A black cop, in plain clothes, raised the issue of low retention among black recruits to the Met. He cited ‘bad experiences’ and ‘victimisation’ endured by newcomers. ‘You don’t get to bring your whole self into work.’ O’Brien asked him to explain that cryptic statement and he said, ‘being able to listen to cultural music without being judged.’ Which is interesting. The first policing question was about the comfort of the cops relaxing in their club house, or police station, if you prefer. No mention of jail for villains and justice for victims. The first priority of the police service is to serve the police. O’Brien seemed to know the officer in advance and he asked about his side project. ‘What’s your podcast called?’ The cop duly gave it a plug. Well, that was handy.

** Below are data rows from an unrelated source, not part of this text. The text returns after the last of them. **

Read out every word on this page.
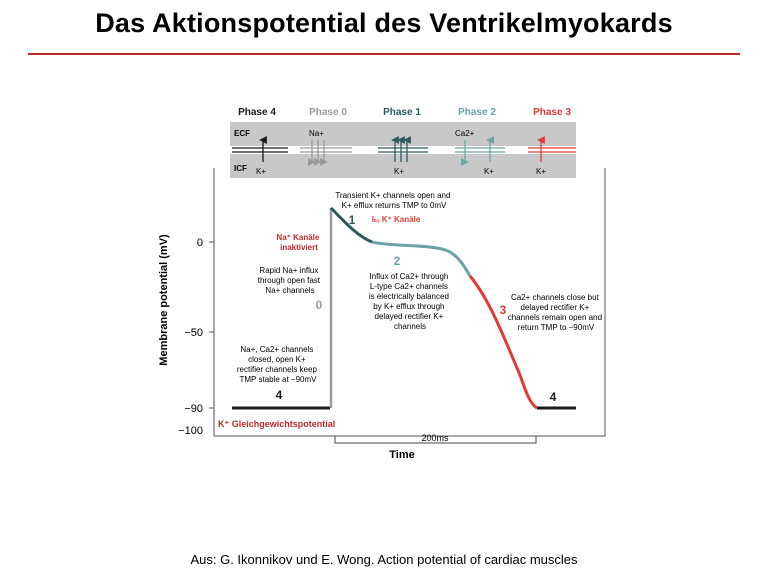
Das Aktionspotential des Ventrikelmyokards
Phase 4	Phase 0	Phase 1	Phase 2	Phase 3
ECF
ICF K+
Na+
K+
Ca2+
K+	K+
0
−50
−90
−100
Membrane potential (mV)
Time
200ms
4
0
1
2
3
4
Transient K+ channels open and K+ efflux returns TMP to 0mV
Iₜₒ K⁺ Kanäle
Na⁺ Kanäle inaktiviert
Rapid Na+ influx through open fast Na+ channels
Influx of Ca2+ through L-type Ca2+ channels is electrically balanced by K+ efflux through delayed rectifier K+ channels
Ca2+ channels close but delayed rectifier K+ channels remain open and return TMP to −90mV
Na+, Ca2+ channels closed, open K+ rectifier channels keep TMP stable at −90mV
K⁺ Gleichgewichtspotential
Aus: G. Ikonnikov und E. Wong. Action potential of cardiac muscles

The next questioner asked why ‘minor crimes’ are no longer being investigated. He said his car’s catalytic converter had been stolen and he’d been shot with a pellet gun. Khan explained this in historic terms. When he became mayor, he said, ‘we didn’t have the police officers – so the police were rationing their time’. He asked the victim to meet him afterwards to discuss the pellet gun attack. Perhaps this is how Londoners must report crimes in future: bring it up at one of the mayor’s orchestrated hustings. But, in fact, Khan urged us all to call 999 when criminals strike, ‘even if you think it won’t be investigated… it’s a really useful way of lobbying central government for more funds’. In other words, victims of crime are a tool in his begging-bowl strategy.

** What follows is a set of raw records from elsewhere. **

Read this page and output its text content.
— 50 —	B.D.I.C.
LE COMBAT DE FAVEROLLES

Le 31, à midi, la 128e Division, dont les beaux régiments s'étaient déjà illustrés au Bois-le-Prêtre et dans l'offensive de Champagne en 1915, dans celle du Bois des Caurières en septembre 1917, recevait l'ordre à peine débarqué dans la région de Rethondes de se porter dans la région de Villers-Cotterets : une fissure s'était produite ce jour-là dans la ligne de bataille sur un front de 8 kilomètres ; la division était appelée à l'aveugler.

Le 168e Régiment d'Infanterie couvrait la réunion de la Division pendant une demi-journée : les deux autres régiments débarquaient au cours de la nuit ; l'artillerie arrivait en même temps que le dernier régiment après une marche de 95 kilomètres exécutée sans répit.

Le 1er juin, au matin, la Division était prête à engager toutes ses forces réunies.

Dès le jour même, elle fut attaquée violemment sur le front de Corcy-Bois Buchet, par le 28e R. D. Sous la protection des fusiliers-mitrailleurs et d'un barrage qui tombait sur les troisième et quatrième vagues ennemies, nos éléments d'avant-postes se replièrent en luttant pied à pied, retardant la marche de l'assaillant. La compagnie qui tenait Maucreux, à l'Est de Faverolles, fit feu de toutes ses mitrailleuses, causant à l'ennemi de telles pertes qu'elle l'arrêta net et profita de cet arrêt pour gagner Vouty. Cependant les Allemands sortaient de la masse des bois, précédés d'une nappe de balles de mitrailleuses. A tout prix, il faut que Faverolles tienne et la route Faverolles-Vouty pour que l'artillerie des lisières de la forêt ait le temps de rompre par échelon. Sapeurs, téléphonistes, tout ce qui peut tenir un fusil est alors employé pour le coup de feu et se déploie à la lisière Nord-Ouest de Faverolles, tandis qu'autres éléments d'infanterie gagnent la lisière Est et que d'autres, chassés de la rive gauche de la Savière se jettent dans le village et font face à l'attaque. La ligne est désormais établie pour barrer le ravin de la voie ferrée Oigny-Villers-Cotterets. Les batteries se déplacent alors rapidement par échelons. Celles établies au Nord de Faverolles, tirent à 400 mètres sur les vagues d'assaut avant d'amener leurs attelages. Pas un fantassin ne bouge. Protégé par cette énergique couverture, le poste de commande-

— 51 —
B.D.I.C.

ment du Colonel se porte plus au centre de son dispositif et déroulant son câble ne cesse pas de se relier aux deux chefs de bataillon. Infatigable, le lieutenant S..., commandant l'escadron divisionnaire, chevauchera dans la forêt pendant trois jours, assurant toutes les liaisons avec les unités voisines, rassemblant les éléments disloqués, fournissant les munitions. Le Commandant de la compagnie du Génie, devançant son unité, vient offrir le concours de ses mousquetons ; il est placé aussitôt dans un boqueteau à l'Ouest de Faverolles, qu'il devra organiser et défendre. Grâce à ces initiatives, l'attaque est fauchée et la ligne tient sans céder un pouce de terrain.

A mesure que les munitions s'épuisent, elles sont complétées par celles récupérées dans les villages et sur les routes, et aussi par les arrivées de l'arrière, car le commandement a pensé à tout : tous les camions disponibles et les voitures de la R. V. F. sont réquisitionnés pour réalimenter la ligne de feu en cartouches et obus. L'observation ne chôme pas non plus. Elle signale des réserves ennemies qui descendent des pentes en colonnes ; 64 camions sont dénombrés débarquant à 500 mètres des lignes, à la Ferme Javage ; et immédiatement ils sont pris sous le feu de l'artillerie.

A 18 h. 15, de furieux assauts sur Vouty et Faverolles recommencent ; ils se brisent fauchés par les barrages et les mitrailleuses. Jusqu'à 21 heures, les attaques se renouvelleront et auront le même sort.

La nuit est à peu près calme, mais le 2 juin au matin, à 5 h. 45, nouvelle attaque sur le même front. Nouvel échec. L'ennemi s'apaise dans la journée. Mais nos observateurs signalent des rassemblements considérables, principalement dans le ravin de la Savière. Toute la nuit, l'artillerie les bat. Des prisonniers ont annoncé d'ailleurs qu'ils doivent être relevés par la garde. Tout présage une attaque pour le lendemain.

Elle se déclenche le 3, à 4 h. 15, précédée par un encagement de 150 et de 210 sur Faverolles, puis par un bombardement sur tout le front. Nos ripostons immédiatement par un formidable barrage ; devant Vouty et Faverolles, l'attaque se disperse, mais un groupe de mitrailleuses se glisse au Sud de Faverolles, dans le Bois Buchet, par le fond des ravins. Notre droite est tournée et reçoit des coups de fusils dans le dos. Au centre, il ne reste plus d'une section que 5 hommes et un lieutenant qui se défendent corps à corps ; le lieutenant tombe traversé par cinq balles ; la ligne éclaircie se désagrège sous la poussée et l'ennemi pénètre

Extra funding is Khan’s passion. He wants to cadge Treasury money to pay for the tube, for the police, for flood defences and so on. When it suits him, he pretends to be utterly powerless. Even over matters of life and death. He told us in sombre terms that the capital has over 1,000 unsafe residential buildings which are without any evacuation plan. Why?

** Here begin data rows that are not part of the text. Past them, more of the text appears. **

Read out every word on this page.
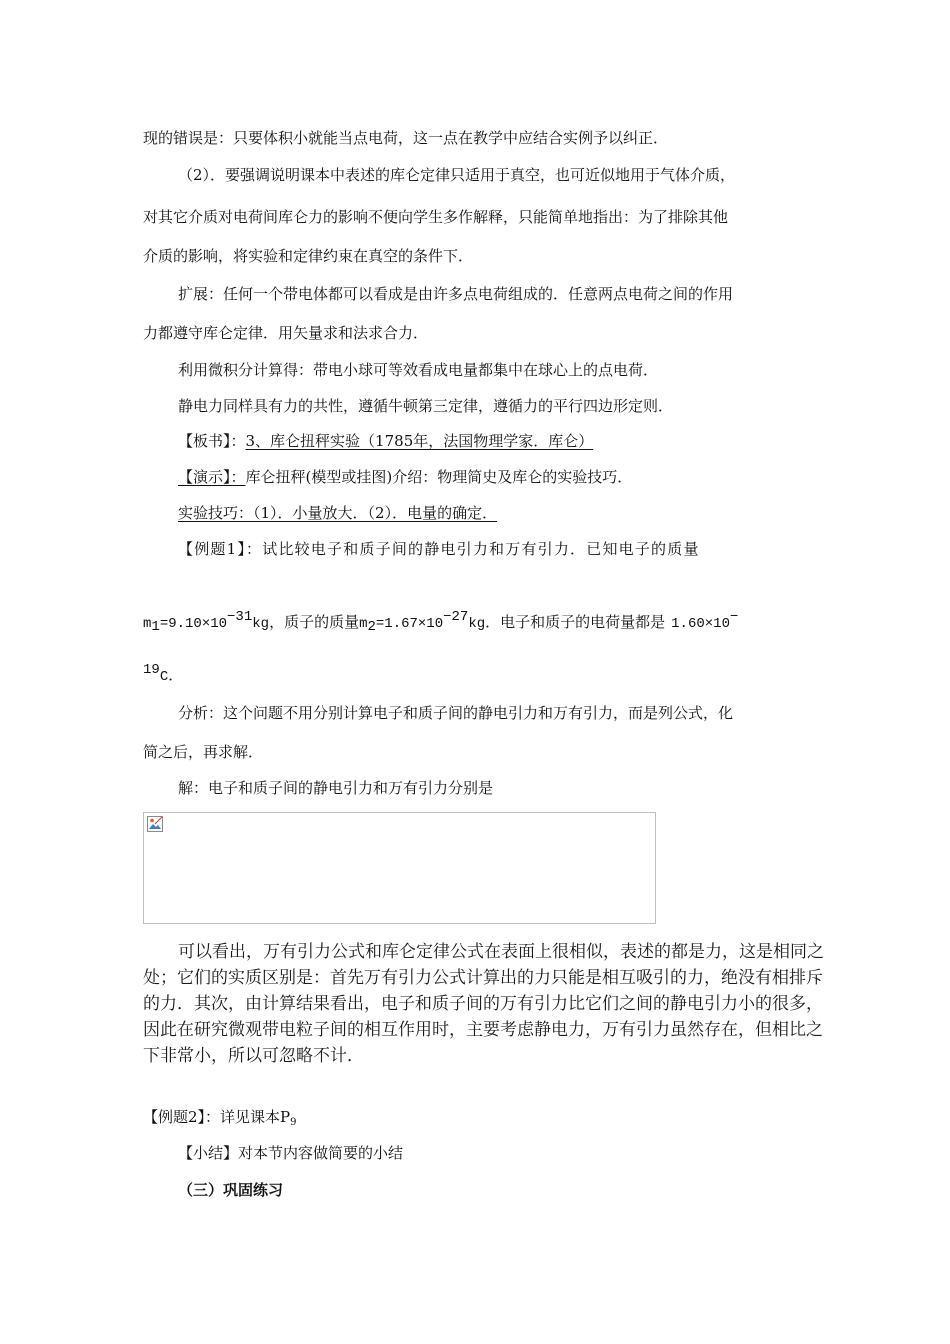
现的错误是：只要体积小就能当点电荷，这一点在教学中应结合实例予以纠正．
（2）．要强调说明课本中表述的库仑定律只适用于真空，也可近似地用于气体介质，
对其它介质对电荷间库仑力的影响不便向学生多作解释，只能简单地指出：为了排除其他
介质的影响，将实验和定律约束在真空的条件下．
扩展：任何一个带电体都可以看成是由许多点电荷组成的．任意两点电荷之间的作用
力都遵守库仑定律．用矢量求和法求合力．
利用微积分计算得：带电小球可等效看成电量都集中在球心上的点电荷．
静电力同样具有力的共性，遵循牛顿第三定律，遵循力的平行四边形定则．
【板书】：3、库仑扭秤实验（1785年，法国物理学家．库仑）
【演示】：库仑扭秤(模型或挂图)介绍：物理简史及库仑的实验技巧．
实验技巧：（1）．小量放大．（2）．电量的确定．
【例题1】：试比较电子和质子间的静电引力和万有引力．已知电子的质量
m1=9.10×10−31kg，质子的质量m2=1.67×10−27kg．电子和质子的电荷量都是 1.60×10−
19C．
分析：这个问题不用分别计算电子和质子间的静电引力和万有引力，而是列公式，化
简之后，再求解．
解：电子和质子间的静电引力和万有引力分别是
可以看出，万有引力公式和库仑定律公式在表面上很相似，表述的都是力，这是相同之
处；它们的实质区别是：首先万有引力公式计算出的力只能是相互吸引的力，绝没有相排斥
的力．其次，由计算结果看出，电子和质子间的万有引力比它们之间的静电引力小的很多，
因此在研究微观带电粒子间的相互作用时，主要考虑静电力，万有引力虽然存在，但相比之
下非常小，所以可忽略不计．
【例题2】：详见课本$P_9$
【小结】对本节内容做简要的小结
（三）巩固练习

‘The government said it was too tiresome and too bureaucratic to have a plan,’ he claimed. ‘It makes me angry when I see the government rejecting the recommendations made by a public enquiry.’ Khan’s poor-little-me strategy is a handy deflection technique that allows him to blame his personal failures on Westminster. He even claimed that the Treasury hates the capital because Londoners supported Remain. The parallels with the SNP are striking. If it were politically feasible, Khan would lobby hard to pull London out of the UK.

As a finale, O’Brien asked each deputy to name their most outstanding triumph in government. The transport guy said, ‘the Elizabeth Line,’ which opened last month after years of delay. (It was initially due to enter service in 2017.) What a charade. It was like watching a headlouse asking a tape-worm to describe its greatest achievements.

If pressed, most Londoners would struggle to name a single benefit created by the Greater London Authority since it was set up 22 years ago. Boris Bikes, maybe? But if they were abolished, a commercial supplier would fill the gap within weeks. Scrapping the entire circus wouldn’t make a jot of difference to the city.